RISC-V, incidentally, suffers under exactly the noted delusion, so all existing chips lack all of the supposedly unimportant instructions. I have seen a claim that "RVA22", its general-purpose computing platform, will have them, but cannot find any evidence for it online.
Absolutely, those optimisations should be opt-in, otherwise it's impossible to reason about the correctness of your code. At work we had to replace some arithmetic by inline assembly, as there was literally no other way of making the compiler generate the correct expression.
I'm very curious to learn more about this as I thought it was easily possible to opt out of the overly aggressive defaults of GCC, Clang, and the like.
It is possible - but not whilst maintaining standards-compliance and there are always/often another one where you least expect it.

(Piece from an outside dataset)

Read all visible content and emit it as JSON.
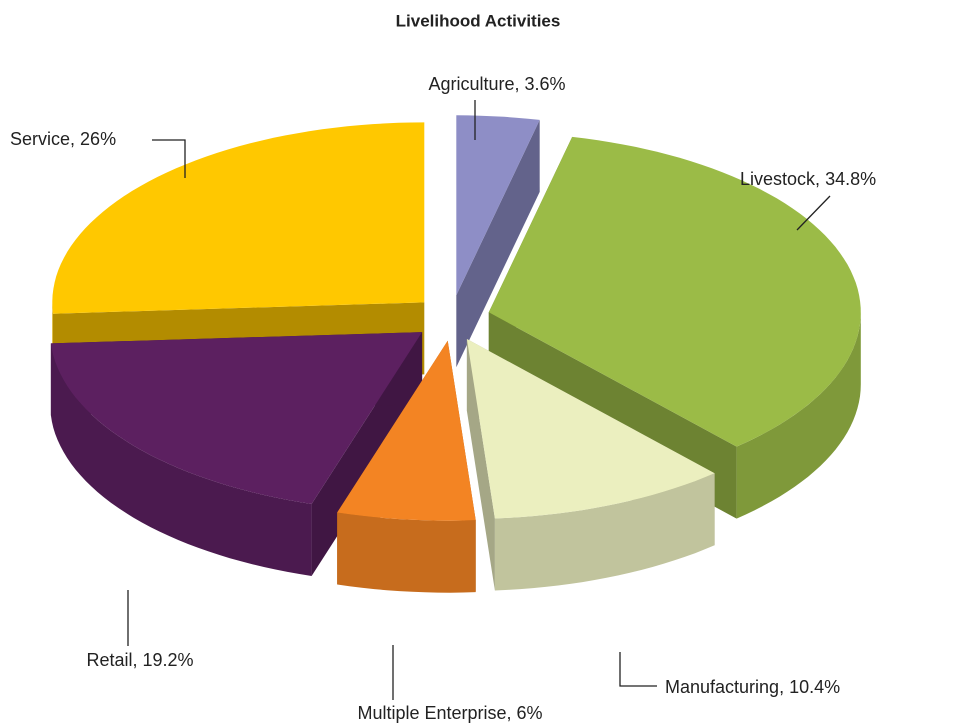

At the root is taking a “assume the programmers know what they are doing” language and turning it into a “assume the programmers are drooling morons” language.
I think it's the opposite: compiler writers under pressure to produce fast code assume that the programmers are smart, not morons, and that they understand the rather complex rules.
For example: the compiler is assuming someone isn't ignorant and knows, for example, if they want to write a variable as one type and read it as another, they need to consider two things: they are now in implementation-dependent territory (big endian vs little endian effects, for example), and they need to use unions, not just casts, if the same data can be interpreted as two different types and neither is array of char. Failure to use unions properly triggers aliasing problems.
Amusingly, unions are also defined so that operations that pun types are undefined. Gcc has private extensions that provide a way to pun types in unions, but those are not portable.
Specifically: if you have a union with members a and b, and you assign into member a, then reading from member b afterward is, by the C and C++ Standards, usually undefined. You are presumed to have some way to know that member a is live, and use that. You can then write into b, and later read that back out.
The C99 and C11 standards say that the behavior is unspecified (in standard-ese, "unspecified" and "undefined" are different), meaning that the standard doesn't say what you get. Of course that's true: the result is different on a big-endian and a little-endian machine. Packing the bytes of a double might generate a signalling NaN so you get a trap when you read it, or not, and the standards don't require that floating point representations match the IEEE standard, either.
It was many months ago and I no longer remember the full details, plus it's proprietary code, so I can't tell them to you. But the gist was that after optimisation, some floating point arithmetic was done in different order by different compilers. This particular expression really needed to be computed in exact order and, since nothing else worked, we had to just write it in compiler-specific assembly. IIRC some language extensions are coming to better specify float semantics on a per-function basis that might help one day.
That's a compiler bug. Floating-point math shouldn't be reassociated unless you were using -ffast-math, which is indeed a poorly named option that does bad things, but one many people demand.
In Fortran the aliasing rules are even stricter: given two arrays passed in as arguments the compiler can assume that they do not overlap, for example. I remember messing that up as a student long ago and getting strange results. The Fortran rule was to enable vectorization, which has been done for many decades.